A terceira fase da Operação Alvará Regular, realizada na noite de sexta-feira (22) pela Prefeitura de Cuiabá, vistoriou três casas noturnas nas regiões da Rua 24 de Outubro, Avenida Getúlio Vargas e Avenida Beira-Rio. A ação contou com equipes da Secretaria Municipal de Ordem Pública (Sorp), Corpo de Bombeiros, Procon Municipal, Crea-MT e Polícia Militar, entre outros órgãos, e teve foco em segurança, documentação, acessibilidade e direitos do consumidor.
No primeiro local fiscalizado, na Rua 24 de Outubro, o Procon apreendeu 61 latas de bebidas energéticas com data de validade vencida, armazenadas em freezers do estabelecimento.
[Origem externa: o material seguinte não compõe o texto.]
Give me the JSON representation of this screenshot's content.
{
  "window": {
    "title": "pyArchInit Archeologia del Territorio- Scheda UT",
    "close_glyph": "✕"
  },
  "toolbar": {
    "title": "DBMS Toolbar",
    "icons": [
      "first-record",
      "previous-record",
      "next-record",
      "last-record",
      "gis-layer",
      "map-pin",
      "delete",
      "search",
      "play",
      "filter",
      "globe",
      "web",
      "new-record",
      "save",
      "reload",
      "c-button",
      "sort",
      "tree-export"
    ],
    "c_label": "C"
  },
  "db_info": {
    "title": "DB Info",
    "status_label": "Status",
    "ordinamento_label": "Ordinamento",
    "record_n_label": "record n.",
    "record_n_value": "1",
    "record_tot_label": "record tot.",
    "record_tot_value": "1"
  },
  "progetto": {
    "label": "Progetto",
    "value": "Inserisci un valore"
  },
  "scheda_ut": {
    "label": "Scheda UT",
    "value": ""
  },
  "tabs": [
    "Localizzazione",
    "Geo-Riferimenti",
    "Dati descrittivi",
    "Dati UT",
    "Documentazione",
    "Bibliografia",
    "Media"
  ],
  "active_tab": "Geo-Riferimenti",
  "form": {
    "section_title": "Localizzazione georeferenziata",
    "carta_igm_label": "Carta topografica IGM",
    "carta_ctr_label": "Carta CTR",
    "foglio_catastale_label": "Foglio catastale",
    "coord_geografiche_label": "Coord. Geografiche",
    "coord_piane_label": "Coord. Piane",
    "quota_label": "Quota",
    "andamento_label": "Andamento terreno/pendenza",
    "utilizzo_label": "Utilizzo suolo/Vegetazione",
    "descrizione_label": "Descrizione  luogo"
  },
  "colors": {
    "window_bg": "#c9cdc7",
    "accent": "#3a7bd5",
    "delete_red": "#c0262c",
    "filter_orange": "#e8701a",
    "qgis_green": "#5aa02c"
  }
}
A secretária adjunta do órgão, Mariana Almeida Borges, destacou que a ação visa proteger a saúde do público e orientar os empresários. A documentação do local também apresentava irregularidades, que foram sanadas com auxílio do escritório de contabilidade da casa noturna.
Já na Avenida Getúlio Vargas, os bombeiros identificaram pendências relacionadas ao Alvará de Segurança Contra Incêndio e à falta de atualização do projeto aprovado anteriormente. Apesar disso, o major Fábio de Souza Sabino informou que os equipamentos preventivos existentes atendiam às necessidades do espaço, e o proprietário recebeu prazo de 90 dias para regularizar a situação. O oficial ressaltou que o objetivo principal é proteger o cidadão e conscientizar os donos de estabelecimentos.
Na Avenida Beira-Rio, a situação foi considerada mais regular. O Procon não encontrou produtos vencidos em quantidade suficiente para autuação, apenas orientou sobre a exibição de preços e a disponibilização de cardápio físico. No entanto, a Sorp registrou infração leve por excesso de ruído: a medição apontou 75 decibéis no período noturno, resultando em multa de R$ 600. Segundo o agente Rafael da Cruz Mestre, as irregularidades mais comuns nos três dias de operação envolvem alvarás ausentes ou desatualizados, com divergências de endereço, área ou CNPJ.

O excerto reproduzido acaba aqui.